If you are an aspiring data scientist or a veteran data scientist, this article is for you! In this article, we will be building a simple regression model in Python. To spice things up a bit, we will not be using the widely popular and ubiquitous Boston Housing dataset but instead, we will be using a simple Bioinformatics dataset. Particularly, we will be using the Delaney Solubility dataset that represents an important physicochemical property in computational drug discovery.
如果您是有抱负的数据科学家或经验丰富的数据科学家,那么本文适合您! 在本文中,我们将在Python中构建一个简单的回归模型。 为了使事情更加有趣,我们将不使用广泛流行且无处不在的Boston Housing数据集,而是将使用简单的Bioinformatics数据集。 特别是,我们将使用代表计算药物发现中重要物理化学性质的Delaney溶解度数据集。
The aspiring data scientist will find the step-by-step tutorial particularly accessible while the veteran data scientist may want to find a new challenging dataset for which to try out their state-of-the-art machine learning algorithm or workflow.
有抱负的数据科学家会发现分步教程特别易于访问,而经验丰富的数据科学家可能希望找到一个新的具有挑战性的数据集,以尝试其最新的机器学习算法或工作流程。

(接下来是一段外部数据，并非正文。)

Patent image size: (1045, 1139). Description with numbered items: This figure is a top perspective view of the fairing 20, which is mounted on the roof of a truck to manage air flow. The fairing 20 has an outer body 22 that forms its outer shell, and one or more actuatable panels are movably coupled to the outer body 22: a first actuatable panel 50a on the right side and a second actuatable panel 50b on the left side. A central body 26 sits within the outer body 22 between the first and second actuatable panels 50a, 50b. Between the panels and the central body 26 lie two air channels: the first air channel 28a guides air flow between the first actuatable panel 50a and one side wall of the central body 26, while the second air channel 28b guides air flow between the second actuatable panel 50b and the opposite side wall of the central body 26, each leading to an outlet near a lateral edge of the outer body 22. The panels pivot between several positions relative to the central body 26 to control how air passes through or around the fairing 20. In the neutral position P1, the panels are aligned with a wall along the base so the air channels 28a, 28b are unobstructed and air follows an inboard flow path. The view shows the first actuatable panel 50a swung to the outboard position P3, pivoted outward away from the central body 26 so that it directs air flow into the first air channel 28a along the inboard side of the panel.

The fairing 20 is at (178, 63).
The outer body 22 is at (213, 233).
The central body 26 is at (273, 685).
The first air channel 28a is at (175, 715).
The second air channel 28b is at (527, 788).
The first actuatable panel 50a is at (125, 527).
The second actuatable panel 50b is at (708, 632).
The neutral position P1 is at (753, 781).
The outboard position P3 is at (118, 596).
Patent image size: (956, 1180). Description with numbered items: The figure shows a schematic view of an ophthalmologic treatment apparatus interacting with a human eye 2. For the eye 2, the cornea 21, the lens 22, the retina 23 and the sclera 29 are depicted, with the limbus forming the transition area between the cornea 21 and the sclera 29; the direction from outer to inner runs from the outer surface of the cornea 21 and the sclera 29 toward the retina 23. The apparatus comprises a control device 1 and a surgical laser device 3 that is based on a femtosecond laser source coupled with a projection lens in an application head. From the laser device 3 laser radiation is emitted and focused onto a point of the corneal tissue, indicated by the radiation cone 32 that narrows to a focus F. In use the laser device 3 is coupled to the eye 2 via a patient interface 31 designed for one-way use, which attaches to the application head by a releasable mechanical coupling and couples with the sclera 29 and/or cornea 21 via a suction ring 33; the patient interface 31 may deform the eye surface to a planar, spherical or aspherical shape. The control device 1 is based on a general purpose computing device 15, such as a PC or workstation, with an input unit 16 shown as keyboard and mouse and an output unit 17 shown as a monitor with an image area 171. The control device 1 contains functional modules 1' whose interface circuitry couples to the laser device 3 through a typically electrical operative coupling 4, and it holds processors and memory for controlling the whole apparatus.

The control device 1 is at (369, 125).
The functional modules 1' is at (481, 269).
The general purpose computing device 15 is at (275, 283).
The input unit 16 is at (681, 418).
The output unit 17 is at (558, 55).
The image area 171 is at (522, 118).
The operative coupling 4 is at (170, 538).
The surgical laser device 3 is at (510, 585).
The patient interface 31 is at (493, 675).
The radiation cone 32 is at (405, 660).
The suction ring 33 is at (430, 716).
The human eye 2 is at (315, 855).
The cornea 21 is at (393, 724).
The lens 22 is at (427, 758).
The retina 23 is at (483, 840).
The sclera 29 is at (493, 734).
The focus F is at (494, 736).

1.我们今天要建设什么? (1. What we are Building Today?)
A regression model! And we are going to use Python to do that. While we’re at it, we are going to use a bioinformatics dataset (technically, it’s cheminformatics dataset) for the model building.
回归模型! 我们将使用Python来做到这一点。 在此过程中,我们将使用生物信息学数据集(从技术上讲,它是化学信息学数据集)进行模型构建。
Particularly, we are going to predict the LogS value which is the aqueous solubility of small molecules. The aqueous solubility value is a relative measure of the ability of a molecule to be soluble in water. It is an important physicochemical property of effective drugs.
特别是,我们将预测LogS值,该值是小分子的水溶性。 水溶性值是分子溶于水的能力的相对量度。 它是有效药物的重要理化性质。
What better way to get acquainted with the concept of what we are building today than a cartoon illustration!
有比卡通插图更好的方法来熟悉我们今天正在构建的概念!
2.德莱尼溶解度数据集 (2. Delaney Solubility Dataset)
2.1。 数据理解 (2.1. Data Understanding)
As the name implies, the Delaney solubility dataset is comprised of the aqueous solubility values along with their corresponding chemical structure for a set of 1,144 molecules. For those, outside the field of biology there are some terms that we will spend some time on clarifying.
顾名思义, Delaney溶解度数据集由水溶性溶解度值以及一组1,144个分子的相应化学结构组成。 对于那些在生物学领域之外的人,我们将花费一些时间来澄清它们。
Molecules or sometimes referred to as small molecules or compounds are chemical entities that are made up of atoms. Let’s use some analogy here and let’s think of atoms as being equivalent to Lego blocks where 1 atom being 1 Lego block. When we use several Lego blocks to build something whether it be a house, a car or some abstract entity; such constructed entities are comparable to molecules. Thus, we can refer to the specific arrangement and connectivity of atoms to form a molecule as the chemical structure.
分子或有时称为小分子或化合物的分子是由原子组成的化学实体。 让我们在这里使用一些类比,让我们认为原子等同于乐高积木,其中1个原子等于1个乐高积木。 当我们使用几个乐高积木来建造东西时,无论是房屋,汽车还是抽象物体。 这样构造的实体可与分子相比。 因此,我们可以将形成分子的原子的特定排列和连通性称为化学结构 。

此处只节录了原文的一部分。